Judicial perspective

"Security is real," Judge Eady-Williams said. "There is a true deterrent factor that goes along with someone being on a GPS or a monitoring device."

The judge, who's been on the District Court bench for seven years, said, "If you would look at some of the statistics - those who are placed on the monitor - the ones who cut off the ankle monitor and the ones who re-offend the numbers aren’t extremely high. So as far as percentages go, it is a way for the community to feel safe or secure."

But Judge Eady-Williams knows perception may be reality for some.

"Some may argue that because they may see media attention, publicity given to individuals who have taken the monitors off or for whatever reason not placed on a monitor," she said. "The security is there for the community once we order it and once CMPD also requests a monitor or probation request a monitor and has a monitor."

Eady-Williams says her colleagues take the issue seriously.

"Those decisions aren’t really made in a vacuum. The judge is given certain info about the defendant before the monitor is assigned."

She says when a suspect comes before the court, a bond will be set.

"We will set a bond amount. Let’s say the bond amount is $100,000, and as an additional condition they’re ordered to be on a monitor with a curfew typically 6 p.m. to 6 a.m. or maybe a 24 hour curfew, but if a person posts bond under those circumstances, then after they’re released they also have to be on the monitor," she said. "Before they’re released, the monitor will be attached and they’ll be on the monitor while out. If they choose to skip court, or skip bond if you will, that’s something that’s beyond the court’s control, but it’s uncommon or unheard of for someone to have a high bond and the monitor as a condition they make their bond."

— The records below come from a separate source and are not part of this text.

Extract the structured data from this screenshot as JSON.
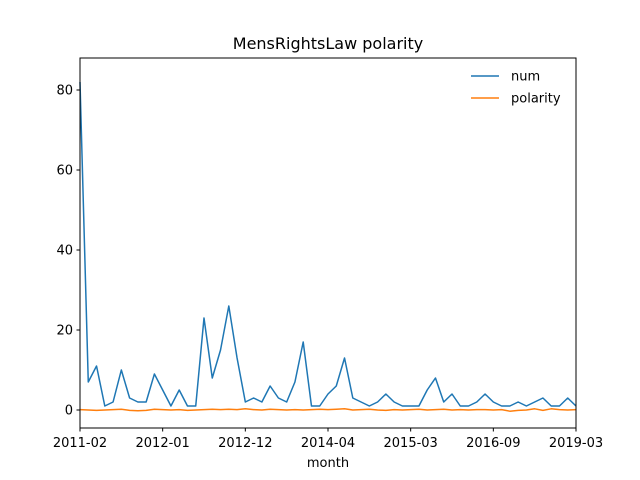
{
  "chart_data": {
    "type": "line",
    "title": "MensRightsLaw polarity",
    "xlabel": "month",
    "ylabel": "",
    "x_tick_labels": [
      "2011-02",
      "2012-01",
      "2012-12",
      "2014-04",
      "2015-03",
      "2016-09",
      "2019-03"
    ],
    "y_tick_labels": [
      "0",
      "20",
      "40",
      "60",
      "80"
    ],
    "y_ticks": [
      0,
      20,
      40,
      60,
      80
    ],
    "ylim": [
      -4.5,
      88
    ],
    "legend_position": "upper-right",
    "grid": false,
    "series": [
      {
        "name": "num",
        "color": "#1f77b4",
        "values": [
          82,
          7,
          11,
          1,
          2,
          10,
          3,
          2,
          2,
          9,
          5,
          1,
          5,
          1,
          1,
          23,
          8,
          15,
          26,
          13,
          2,
          3,
          2,
          6,
          3,
          2,
          7,
          17,
          1,
          1,
          4,
          6,
          13,
          3,
          2,
          1,
          2,
          4,
          2,
          1,
          1,
          1,
          5,
          8,
          2,
          4,
          1,
          1,
          2,
          4,
          2,
          1,
          1,
          2,
          1,
          2,
          3,
          1,
          1,
          3,
          1
        ]
      },
      {
        "name": "polarity",
        "color": "#ff7f0e",
        "values": [
          0.1,
          0.0,
          -0.1,
          0.0,
          0.1,
          0.2,
          -0.1,
          -0.2,
          -0.1,
          0.2,
          0.1,
          0.0,
          0.1,
          -0.1,
          0.0,
          0.1,
          0.2,
          0.1,
          0.2,
          0.1,
          0.3,
          0.1,
          0.0,
          0.2,
          0.1,
          0.0,
          0.1,
          0.0,
          0.1,
          0.2,
          0.1,
          0.2,
          0.3,
          0.0,
          0.1,
          0.2,
          0.0,
          -0.1,
          0.1,
          0.0,
          0.1,
          0.2,
          0.0,
          0.1,
          0.2,
          0.0,
          0.1,
          0.0,
          0.1,
          0.1,
          0.0,
          0.1,
          -0.3,
          -0.1,
          0.0,
          0.3,
          -0.1,
          0.3,
          0.1,
          0.0,
          0.1
        ]
      }
    ]
  }
}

Eady-Williams says she hasn't seen any data that shows judges are lowering bonds and relying on electronic monitoring.

"So it may seem that we are giving low amounts for certain crimes, but we’re following a matrix if you will that tells us 'if this is the allegation, this is what an appropriate bond should be' so far as a range of maybe $10,000 to $50,000," she pointed out. "$10,000 maybe for someone who has no prior convictions. $50,000 maybe for someone who had four or more prior convictions. And then the other factors that also come into play. But we’re given a range and we also get a pre-trial report to look at to determine what this person risk of flight is and what this person’s level of dangerousness maybe in the community if we were to set a low bond versus a high bond."

Both Judge Eady-Williams and Sgt. Iyevbele say they believe in electronic monitoring. They say for all the bad cases there are numerous others where offenders have not committed crimes, and returned to court to honor their obligations.